Le foreste situate a ovest delle montagne Frostback ribollivano di vita, così come era sempre stato fin da quando il Creatore aveva infuso le terre di Thedas del suo respiro.
I mali che affliggevano il resto delle terre, raramente si propagavano nelle immensità ombrose di quella foresta, sotto le chiome degli abeti rossi e dei larici: perfino le orde oscure non si avventuravano mai nelle sue profondità.
Ma questo non significava che ci fosse pace: la lotta per la sopravvivenza era serrata e brutale, come in ogni altro luogo. Le piante gareggiavano fra loro in altezza, per sfamarsi il più possibile con la luce del sole, mentre predatori e prede compivano le loro antiche danze all’ombra delle fronde, schiacciando coi loro passi i rovi e gli aghi essiccati del sottobosco.
 
Pioveva leggermente quella mattina, anche se il sole si sarebbe mostrato presto: già da una settimana ormai aveva ripreso a scaldare la terra coi suoi raggi, ed era stato due volte benvenuto dopo il duro inverno trascorso.
 
Era ancora presto, tuttavia un piccolo branco di cervi già pascolava placido in una radura in riva ad un torrente, il manto appesantito da mille piccole gocce di rugiada.

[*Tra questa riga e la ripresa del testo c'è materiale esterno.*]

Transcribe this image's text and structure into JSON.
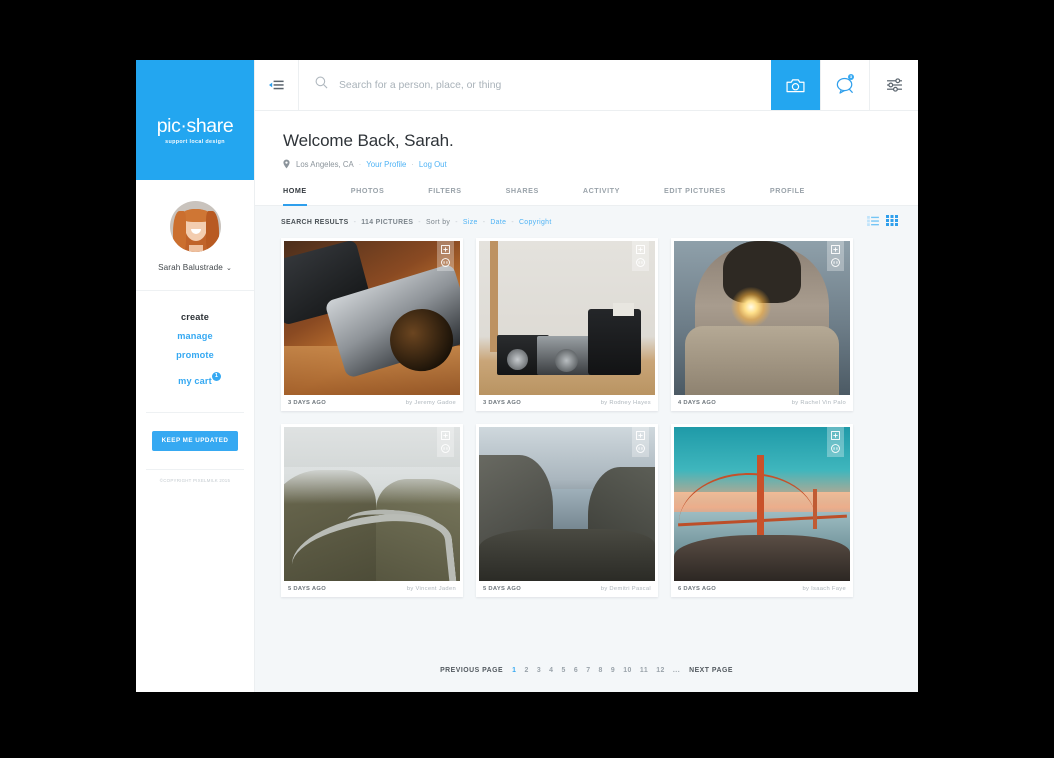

 Acquattato nell’oscurità offerta dalle fronde dei larici e dai cespugli di rosa selvatica, un predatore assisteva alla scena: era un’orsa, che fissava famelica i suoi occhi sul branco.
La bestia era dotata di una mole gigantesca: mai prima di allora in quella foresta c’era stato un predatore di dimensioni comparabili. Simili fiere abitavano di solito i miti e le leggende, ed erano l’oggetto di storie fantastiche di padri e madri che mettevano a letto i loro figli.

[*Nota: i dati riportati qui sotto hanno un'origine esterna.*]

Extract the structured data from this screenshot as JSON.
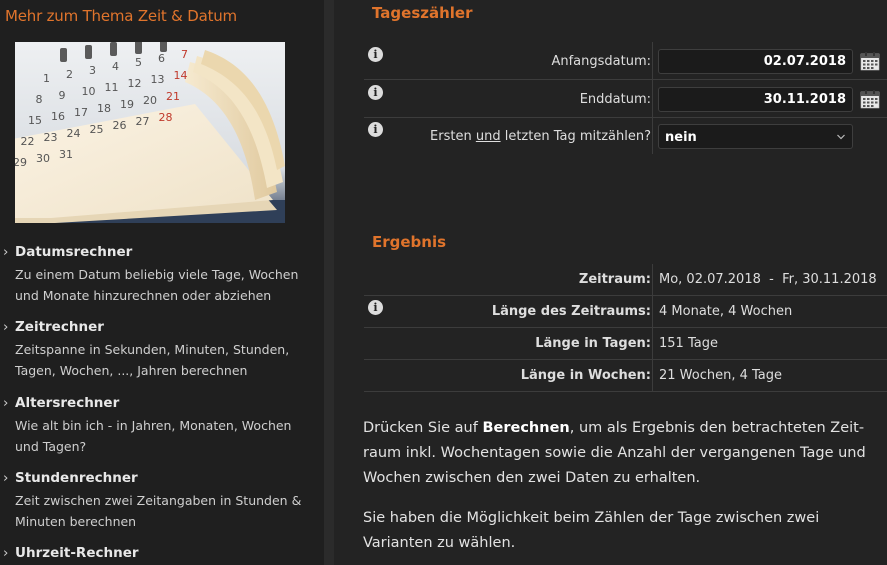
{
  "sidebar": {
    "title": "Mehr zum Thema Zeit & Datum",
    "links": [
      {
        "title": "Datumsrechner",
        "desc": "Zu einem Datum beliebig viele Tage, Wochen und Monate hinzurechnen oder abziehen"
      },
      {
        "title": "Zeitrechner",
        "desc": "Zeitspanne in Sekunden, Minuten, Stunden, Tagen, Wochen, ..., Jahren berechnen"
      },
      {
        "title": "Altersrechner",
        "desc": "Wie alt bin ich - in Jahren, Monaten, Wochen und Tagen?"
      },
      {
        "title": "Stundenrechner",
        "desc": "Zeit zwischen zwei Zeitangaben in Stunden & Minuten berechnen"
      },
      {
        "title": "Uhrzeit-Rechner",
        "desc": ""
      }
    ],
    "chevron": "›",
    "calendar_numbers": [
      "1",
      "2",
      "3",
      "4",
      "5",
      "6",
      "7",
      "8",
      "9",
      "10",
      "11",
      "12",
      "13",
      "14",
      "15",
      "16",
      "17",
      "18",
      "19",
      "20",
      "21",
      "22",
      "23",
      "24",
      "25",
      "26",
      "27",
      "28",
      "29",
      "30",
      "31"
    ]
  },
  "form": {
    "title": "Tageszähler",
    "start_label": "Anfangsdatum:",
    "start_value": "02.07.2018",
    "end_label": "Enddatum:",
    "end_value": "30.11.2018",
    "count_label_pre": "Ersten ",
    "count_label_und": "und",
    "count_label_post": " letzten Tag mitzählen?",
    "count_value": "nein"
  },
  "result": {
    "title": "Ergebnis",
    "rows": [
      {
        "label": "Zeitraum:",
        "value": "Mo, 02.07.2018  -  Fr, 30.11.2018"
      },
      {
        "label": "Länge des Zeitraums:",
        "value": "4 Monate, 4 Wochen"
      },
      {
        "label": "Länge in Tagen:",
        "value": "151 Tage"
      },
      {
        "label": "Länge in Wochen:",
        "value": "21 Wochen, 4 Tage"
      }
    ]
  },
  "description": {
    "p1_pre": "Drücken Sie auf ",
    "p1_bold": "Berechnen",
    "p1_post": ", um als Ergebnis den betrachteten Zeit­raum inkl. Wochentagen sowie die Anzahl der vergangenen Tage und Wochen zwischen den zwei Daten zu erhalten.",
    "p2": "Sie haben die Möglichkeit beim Zählen der Tage zwischen zwei Varianten zu wählen."
  },
  "info_glyph": "i",
  "colors": {
    "accent": "#e0742c",
    "background": "#222222",
    "sidebar": "#1f1f1f"
  }
}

Questa orsa, inoltre, aveva la pelliccia irta di creste ossee, come un’armatura naturale: era forse una della sfortunate creature traviate e mutate dalla maledizione dell’orda oscura? Tuttavia l’aura di corruzione che emanava da quelle bestie come un lezzo era assente nell’orsa, e i suoi unghioni che dissodavano il terreno erano la prova di come non fosse una visione fuoriuscita dall’Oblio, il luogo abitato dagli spiriti in cui solo i maghi e gli stregoni potevano entrare.
 
Una femmina del branco aveva attirato l’attenzione della predatrice: era giovane, forte e in salute, una preda degna di essere cacciata. La pioggia aveva fino ad allora coperto il suo odore, ma l’orsa non voleva aspettare ancora: la cerva avrebbe potuto sfuggirle. Contrasse i muscoli della sua imponente mole, attendendo il momento fatidico.

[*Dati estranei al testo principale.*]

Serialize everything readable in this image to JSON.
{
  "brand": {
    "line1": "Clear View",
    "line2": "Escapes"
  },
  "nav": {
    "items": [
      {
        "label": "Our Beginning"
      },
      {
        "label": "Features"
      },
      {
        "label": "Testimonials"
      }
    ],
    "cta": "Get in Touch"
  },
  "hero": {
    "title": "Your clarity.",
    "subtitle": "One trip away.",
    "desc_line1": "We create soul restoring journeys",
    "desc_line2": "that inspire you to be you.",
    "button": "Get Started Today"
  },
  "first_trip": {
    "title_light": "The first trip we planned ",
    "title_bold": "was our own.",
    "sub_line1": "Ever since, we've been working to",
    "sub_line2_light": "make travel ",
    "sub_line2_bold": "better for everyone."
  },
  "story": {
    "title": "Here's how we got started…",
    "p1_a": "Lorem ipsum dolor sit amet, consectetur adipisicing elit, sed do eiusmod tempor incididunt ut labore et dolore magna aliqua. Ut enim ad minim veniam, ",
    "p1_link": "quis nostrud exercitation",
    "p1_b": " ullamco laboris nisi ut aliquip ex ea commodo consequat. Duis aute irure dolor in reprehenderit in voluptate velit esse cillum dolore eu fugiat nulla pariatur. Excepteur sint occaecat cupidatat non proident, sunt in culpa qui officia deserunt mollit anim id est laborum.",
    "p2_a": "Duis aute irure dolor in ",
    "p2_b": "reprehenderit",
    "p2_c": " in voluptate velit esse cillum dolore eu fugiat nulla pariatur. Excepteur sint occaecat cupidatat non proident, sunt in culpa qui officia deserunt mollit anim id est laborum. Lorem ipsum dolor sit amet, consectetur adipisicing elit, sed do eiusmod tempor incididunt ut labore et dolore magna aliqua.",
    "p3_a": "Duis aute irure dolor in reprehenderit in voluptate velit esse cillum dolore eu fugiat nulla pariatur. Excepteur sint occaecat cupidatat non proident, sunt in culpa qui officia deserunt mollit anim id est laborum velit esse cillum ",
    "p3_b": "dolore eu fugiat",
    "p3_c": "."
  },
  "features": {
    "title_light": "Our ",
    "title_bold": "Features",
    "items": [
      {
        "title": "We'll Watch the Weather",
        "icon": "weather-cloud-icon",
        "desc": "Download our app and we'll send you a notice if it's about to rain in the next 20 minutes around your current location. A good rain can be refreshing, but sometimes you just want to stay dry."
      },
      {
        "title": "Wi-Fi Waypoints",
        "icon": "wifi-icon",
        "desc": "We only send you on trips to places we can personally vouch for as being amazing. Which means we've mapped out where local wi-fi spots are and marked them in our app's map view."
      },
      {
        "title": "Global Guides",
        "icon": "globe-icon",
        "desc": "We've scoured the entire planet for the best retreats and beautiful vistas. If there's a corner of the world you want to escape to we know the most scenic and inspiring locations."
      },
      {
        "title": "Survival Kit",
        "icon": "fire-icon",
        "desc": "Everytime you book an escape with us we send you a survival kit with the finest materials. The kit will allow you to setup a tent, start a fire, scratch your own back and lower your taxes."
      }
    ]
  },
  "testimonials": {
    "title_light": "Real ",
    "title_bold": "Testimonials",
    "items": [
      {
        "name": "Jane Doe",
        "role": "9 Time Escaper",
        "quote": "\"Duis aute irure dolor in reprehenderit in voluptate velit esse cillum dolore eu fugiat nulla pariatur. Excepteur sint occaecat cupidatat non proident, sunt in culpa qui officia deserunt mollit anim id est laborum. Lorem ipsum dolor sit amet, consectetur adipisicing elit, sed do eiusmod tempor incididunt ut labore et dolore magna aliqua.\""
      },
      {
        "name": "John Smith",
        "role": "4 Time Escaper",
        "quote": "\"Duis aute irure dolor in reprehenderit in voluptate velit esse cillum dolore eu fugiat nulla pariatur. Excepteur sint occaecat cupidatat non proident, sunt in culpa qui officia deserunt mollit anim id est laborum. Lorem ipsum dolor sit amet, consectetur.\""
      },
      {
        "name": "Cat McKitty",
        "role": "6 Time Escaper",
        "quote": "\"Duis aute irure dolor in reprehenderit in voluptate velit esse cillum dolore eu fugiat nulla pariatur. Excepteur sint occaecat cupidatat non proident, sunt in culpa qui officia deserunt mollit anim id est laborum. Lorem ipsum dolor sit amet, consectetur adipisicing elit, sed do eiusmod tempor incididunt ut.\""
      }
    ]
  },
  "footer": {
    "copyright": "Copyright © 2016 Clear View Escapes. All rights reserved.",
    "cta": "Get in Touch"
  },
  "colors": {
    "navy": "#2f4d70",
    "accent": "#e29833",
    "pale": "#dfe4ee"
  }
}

Aspettò che la cerva abbassasse ancora una volta la testa per bere il suo ultimo sorso d’acqua in questa vita, poi scattò.
Nonostante la mole, l’orsa fu veloce come un sogno: piombò in mezzo alla radura in un attimo, lanciandosi oltre i cespugli di rosa selvatica e gettando nel panico gli animali che scapparono in ogni direzione. L’orsa li lasciò fare, non aveva interesse che per la sua preda.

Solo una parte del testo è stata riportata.